Mein Leib zitterte wie Espenholz, während ich mich im Spiegelbild des Fensters betrachtete.

Meine Haare waren lang! Lang, nicht kurz! Vor ein paar Minuten waren sie doch noch kurz! Aber es waren nicht nur die Haare, welche sich plötzlich verändert hatten. Es war die ganze verdammte Situation, in der ich steckte. Ich begriff es, und doch begriff ich es nicht. Ich fühlte mich, meinen Körper, meine Seele, mein Ich. Und doch war ich es irgendwie nicht.

Es war immer noch dunkel, und vom Himmel nieselte es. Das Letzte, an das ich mich erinnern konnte, war Ben. Ben und die Worte, die er zu mir sagte. Aber all das war am Abend gewesen.

Mein Körper zitterte immer noch, während ich durch das Fenster in die Notfallstation blickte. Mein Spiegelbild interessierte mich nicht mehr. Es irritierte mich eher, sodass ich es nicht mehr betrachtete. Ich konnte kaum atmen. Irgendwo in meinen Lungen war eine Blockade, welche die eingeatmete Luft nicht passieren ließ. Und das alles nur wegen der ganzen beirrenden Situation, in welcher ich steckte.
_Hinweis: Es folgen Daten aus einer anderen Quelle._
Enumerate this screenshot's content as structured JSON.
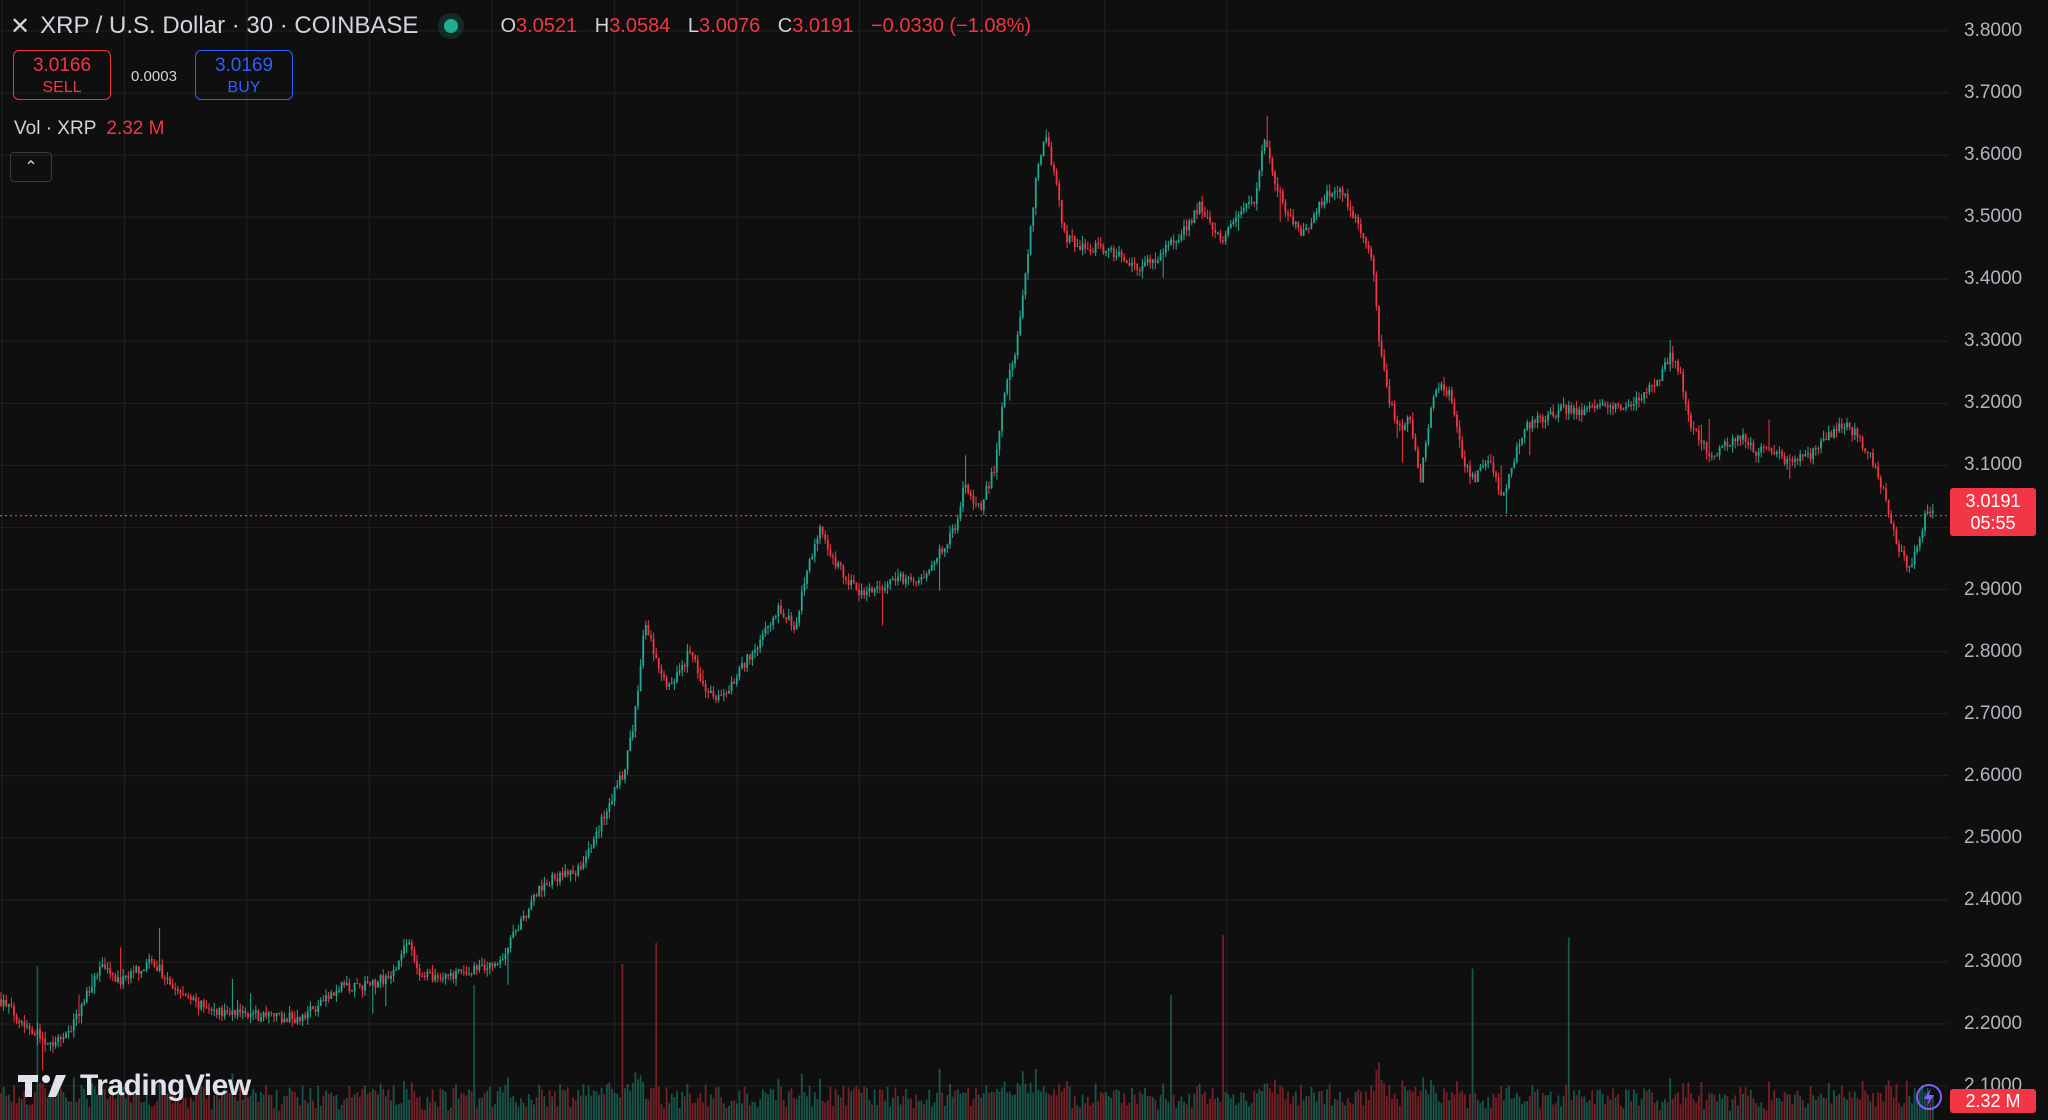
{
  "header": {
    "close_glyph": "✕",
    "title": "XRP / U.S. Dollar · 30 · COINBASE",
    "open_label": "O",
    "open": "3.0521",
    "high_label": "H",
    "high": "3.0584",
    "low_label": "L",
    "low": "3.0076",
    "close_label": "C",
    "close": "3.0191",
    "change": "−0.0330 (−1.08%)"
  },
  "trade": {
    "sell_price": "3.0166",
    "sell_label": "SELL",
    "spread": "0.0003",
    "buy_price": "3.0169",
    "buy_label": "BUY"
  },
  "volume": {
    "label": "Vol · XRP",
    "value": "2.32 M"
  },
  "collapse_glyph": "⌃",
  "price_tag": {
    "price": "3.0191",
    "countdown": "05:55"
  },
  "volume_tag": "2.32 M",
  "logo": {
    "text": "TradingView",
    "icon": "tradingview-logo-icon"
  },
  "colors": {
    "up": "#22ab94",
    "down": "#f23645",
    "background": "#0f0f0f",
    "grid": "#1e1e1e"
  },
  "chart_data": {
    "type": "candlestick",
    "symbol": "XRP / U.S. Dollar",
    "interval": "30",
    "exchange": "COINBASE",
    "y_axis_ticks": [
      "3.8000",
      "3.7000",
      "3.6000",
      "3.5000",
      "3.4000",
      "3.3000",
      "3.2000",
      "3.1000",
      "2.9000",
      "2.8000",
      "2.7000",
      "2.6000",
      "2.5000",
      "2.4000",
      "2.3000",
      "2.2000",
      "2.1000"
    ],
    "ylim": [
      2.06,
      3.84
    ],
    "last_price": 3.0191,
    "grid": true,
    "price_path": [
      [
        0,
        2.24
      ],
      [
        25,
        2.2
      ],
      [
        50,
        2.17
      ],
      [
        70,
        2.19
      ],
      [
        85,
        2.24
      ],
      [
        100,
        2.29
      ],
      [
        120,
        2.27
      ],
      [
        140,
        2.29
      ],
      [
        155,
        2.3
      ],
      [
        170,
        2.26
      ],
      [
        190,
        2.24
      ],
      [
        210,
        2.22
      ],
      [
        240,
        2.22
      ],
      [
        270,
        2.21
      ],
      [
        300,
        2.21
      ],
      [
        320,
        2.23
      ],
      [
        340,
        2.26
      ],
      [
        360,
        2.26
      ],
      [
        380,
        2.27
      ],
      [
        395,
        2.28
      ],
      [
        405,
        2.34
      ],
      [
        420,
        2.28
      ],
      [
        440,
        2.27
      ],
      [
        460,
        2.28
      ],
      [
        480,
        2.29
      ],
      [
        500,
        2.3
      ],
      [
        520,
        2.36
      ],
      [
        540,
        2.42
      ],
      [
        560,
        2.44
      ],
      [
        580,
        2.45
      ],
      [
        595,
        2.5
      ],
      [
        610,
        2.56
      ],
      [
        625,
        2.61
      ],
      [
        635,
        2.7
      ],
      [
        645,
        2.85
      ],
      [
        655,
        2.79
      ],
      [
        670,
        2.74
      ],
      [
        690,
        2.8
      ],
      [
        705,
        2.74
      ],
      [
        720,
        2.72
      ],
      [
        740,
        2.77
      ],
      [
        760,
        2.82
      ],
      [
        780,
        2.87
      ],
      [
        795,
        2.84
      ],
      [
        805,
        2.92
      ],
      [
        820,
        3.0
      ],
      [
        830,
        2.96
      ],
      [
        845,
        2.92
      ],
      [
        860,
        2.89
      ],
      [
        880,
        2.9
      ],
      [
        900,
        2.92
      ],
      [
        920,
        2.91
      ],
      [
        940,
        2.96
      ],
      [
        955,
        3.0
      ],
      [
        965,
        3.07
      ],
      [
        980,
        3.03
      ],
      [
        995,
        3.1
      ],
      [
        1005,
        3.23
      ],
      [
        1015,
        3.28
      ],
      [
        1025,
        3.4
      ],
      [
        1035,
        3.55
      ],
      [
        1045,
        3.64
      ],
      [
        1055,
        3.56
      ],
      [
        1065,
        3.47
      ],
      [
        1080,
        3.45
      ],
      [
        1100,
        3.45
      ],
      [
        1120,
        3.44
      ],
      [
        1140,
        3.42
      ],
      [
        1160,
        3.44
      ],
      [
        1180,
        3.47
      ],
      [
        1200,
        3.52
      ],
      [
        1220,
        3.46
      ],
      [
        1240,
        3.5
      ],
      [
        1255,
        3.53
      ],
      [
        1265,
        3.63
      ],
      [
        1275,
        3.55
      ],
      [
        1290,
        3.5
      ],
      [
        1305,
        3.47
      ],
      [
        1320,
        3.52
      ],
      [
        1335,
        3.55
      ],
      [
        1350,
        3.52
      ],
      [
        1360,
        3.48
      ],
      [
        1372,
        3.43
      ],
      [
        1380,
        3.29
      ],
      [
        1390,
        3.2
      ],
      [
        1400,
        3.16
      ],
      [
        1410,
        3.18
      ],
      [
        1420,
        3.07
      ],
      [
        1430,
        3.18
      ],
      [
        1440,
        3.24
      ],
      [
        1450,
        3.21
      ],
      [
        1465,
        3.1
      ],
      [
        1475,
        3.08
      ],
      [
        1490,
        3.12
      ],
      [
        1500,
        3.04
      ],
      [
        1510,
        3.09
      ],
      [
        1525,
        3.16
      ],
      [
        1545,
        3.18
      ],
      [
        1565,
        3.19
      ],
      [
        1585,
        3.19
      ],
      [
        1600,
        3.2
      ],
      [
        1620,
        3.19
      ],
      [
        1640,
        3.21
      ],
      [
        1660,
        3.24
      ],
      [
        1670,
        3.28
      ],
      [
        1680,
        3.25
      ],
      [
        1690,
        3.17
      ],
      [
        1700,
        3.14
      ],
      [
        1710,
        3.12
      ],
      [
        1725,
        3.13
      ],
      [
        1740,
        3.15
      ],
      [
        1755,
        3.12
      ],
      [
        1770,
        3.13
      ],
      [
        1785,
        3.11
      ],
      [
        1800,
        3.11
      ],
      [
        1815,
        3.12
      ],
      [
        1830,
        3.15
      ],
      [
        1845,
        3.17
      ],
      [
        1860,
        3.14
      ],
      [
        1875,
        3.1
      ],
      [
        1890,
        3.02
      ],
      [
        1900,
        2.96
      ],
      [
        1910,
        2.93
      ],
      [
        1918,
        2.97
      ],
      [
        1925,
        3.02
      ],
      [
        1935,
        3.02
      ]
    ]
  }
}
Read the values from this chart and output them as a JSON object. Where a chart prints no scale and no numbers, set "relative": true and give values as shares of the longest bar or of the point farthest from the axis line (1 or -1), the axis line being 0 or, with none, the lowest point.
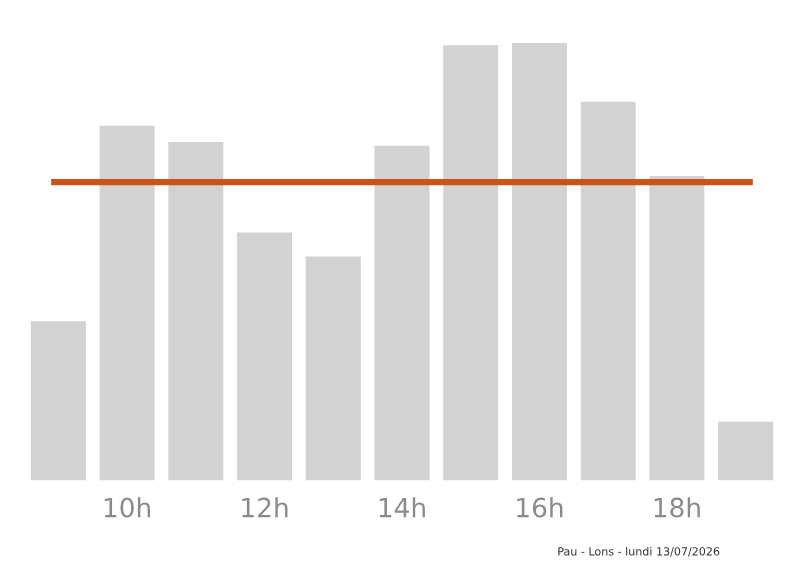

Die Schwestern im Inneren des Gebäudes flitzten hektisch durch die Flure, brachten Medikamente, legten Infusionen, beruhigten Patienten und versuchten, im alltäglichen Chaos der Notfallstation den Überblick zu behalten.

Mein Spiegelbild im Fenster bahnte sich seinen Weg in meinen Fokus. Ich sah mich an. Und das, was ich sah, machte mir Angst. Es erinnerte mich an das, was Ben gesagt hatte, an den Grund, warum wir hier waren. Hier im Nirwana des Irgendwo. Was auch immer ich war und wo auch immer ich steckte: Ich musste einen klaren Kopf behalten.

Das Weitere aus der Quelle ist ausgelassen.